When embarking on a new backend project, our first move as developers is often to use some well-established relational database like PostgreSQL or MySQL. However, for some time there have been different database types available on the market. One of them is MongoDB. In this article, I would like to outline some advantages and disadvantages of using it on a project.
MongoDB is a document-oriented database. Data is organised as JSON documents (rows equivalent) with fields (columns equivalent) which are grouped into collections (tables equivalent). It is using BSON format for document storage (binary-serialized JSON) which extends JSON implementation to offer additional data types (e.g. arrays). It also provides data validation based on JSON schema standard (when setting up a collection you can provide JSON schema definition). MongoDB is schema-less by design i.e. each document can have its own set of unique fields within one collection. Additionally, it is distributed and easily scalable geographically/horizontally for better performance.

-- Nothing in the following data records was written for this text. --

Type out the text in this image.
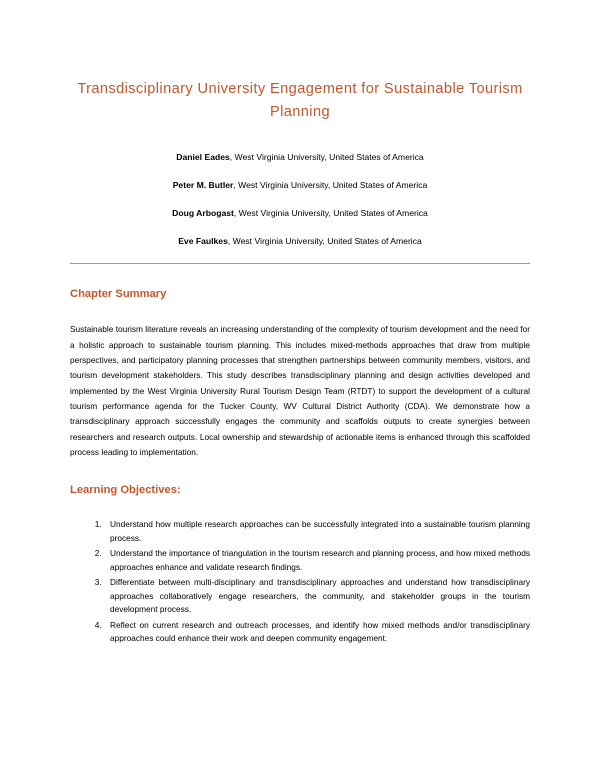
Transdisciplinary University Engagement for Sustainable Tourism Planning
Daniel Eades, West Virginia University, United States of America
Peter M. Butler, West Virginia University, United States of America
Doug Arbogast, West Virginia University, United States of America
Eve Faulkes, West Virginia University, United States of America
Chapter Summary

Sustainable tourism literature reveals an increasing understanding of the complexity of tourism development and the need for a holistic approach to sustainable tourism planning. This includes mixed-methods approaches that draw from multiple perspectives, and participatory planning processes that strengthen partnerships between community members, visitors, and tourism development stakeholders. This study describes transdisciplinary planning and design activities developed and implemented by the West Virginia University Rural Tourism Design Team (RTDT) to support the development of a cultural tourism performance agenda for the Tucker County, WV Cultural District Authority (CDA). We demonstrate how a transdisciplinary approach successfully engages the community and scaffolds outputs to create synergies between researchers and research outputs. Local ownership and stewardship of actionable items is enhanced through this scaffolded process leading to implementation.

Learning Objectives:
1. Understand how multiple research approaches can be successfully integrated into a sustainable tourism planning process.
2. Understand the importance of triangulation in the tourism research and planning process, and how mixed methods approaches enhance and validate research findings.
3. Differentiate between multi-disciplinary and transdisciplinary approaches and understand how transdisciplinary approaches collaboratively engage researchers, the community, and stakeholder groups in the tourism development process.
4. Reflect on current research and outreach processes, and identify how mixed methods and/or transdisciplinary approaches could enhance their work and deepen community engagement.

When considering switching to a document-oriented database, there is a couple of points that one has to weight in order to make the best choice. The first item is lack of referential integrity (RI) — explicitly defined, validated and enforced relations between different pieces of data in our database (e.g. foreign key constraints). It helps with keeping the information consistent and provides an additional layer of validation underneath the programmatic one. However, when the data set is large and diverse (differing fields), RI might prove to be inflexible and inefficient in terms of storage size. Next consideration is transactional support. Up until last month (June ‘18), MongoDB provided transactional support for one document only (there were suboptimal ways to overcome it by embedding different documents from multiple collections into one document). Since the release of version 4.0, we finally have multi-document transaction support (ACID) mirroring the one we have known from relational counterparts.
Another thing warranting examination is grouping/joins support. When delivering data from API there is often a need to preload some additional data (e.g. preloading products and order lines when fetching singular order). In MongoDB, there is no direct way to join additional documents into another collection during fetching. However, there are separate ways to aggregate data by $lookup (combining documents from multiple collections) and aggregation pipeline (grouping, filtering and processing of documents from one collection). It also depends on the structural design of data: sometimes it might be better to embed selected documents instead of creating separate collections for them. On the other hand, embedding too much of information in one document will result in slower query processing. Lastly, it is important to make sure that there is an ORM library (Object-Relational Mapping) for our programming language. The most popular are: mongoose (for node.js) and mongoid (for Ruby on Rails).
In technology debates, the answer rarely is clear-cut but often it is possible to identify some key features or use-cases that can guide us towards the right choice. When choosing the most appropriate database for the application you need to carefully weight different considerations that I have outlined in the former section and think of the type of data structure that you will need to handle.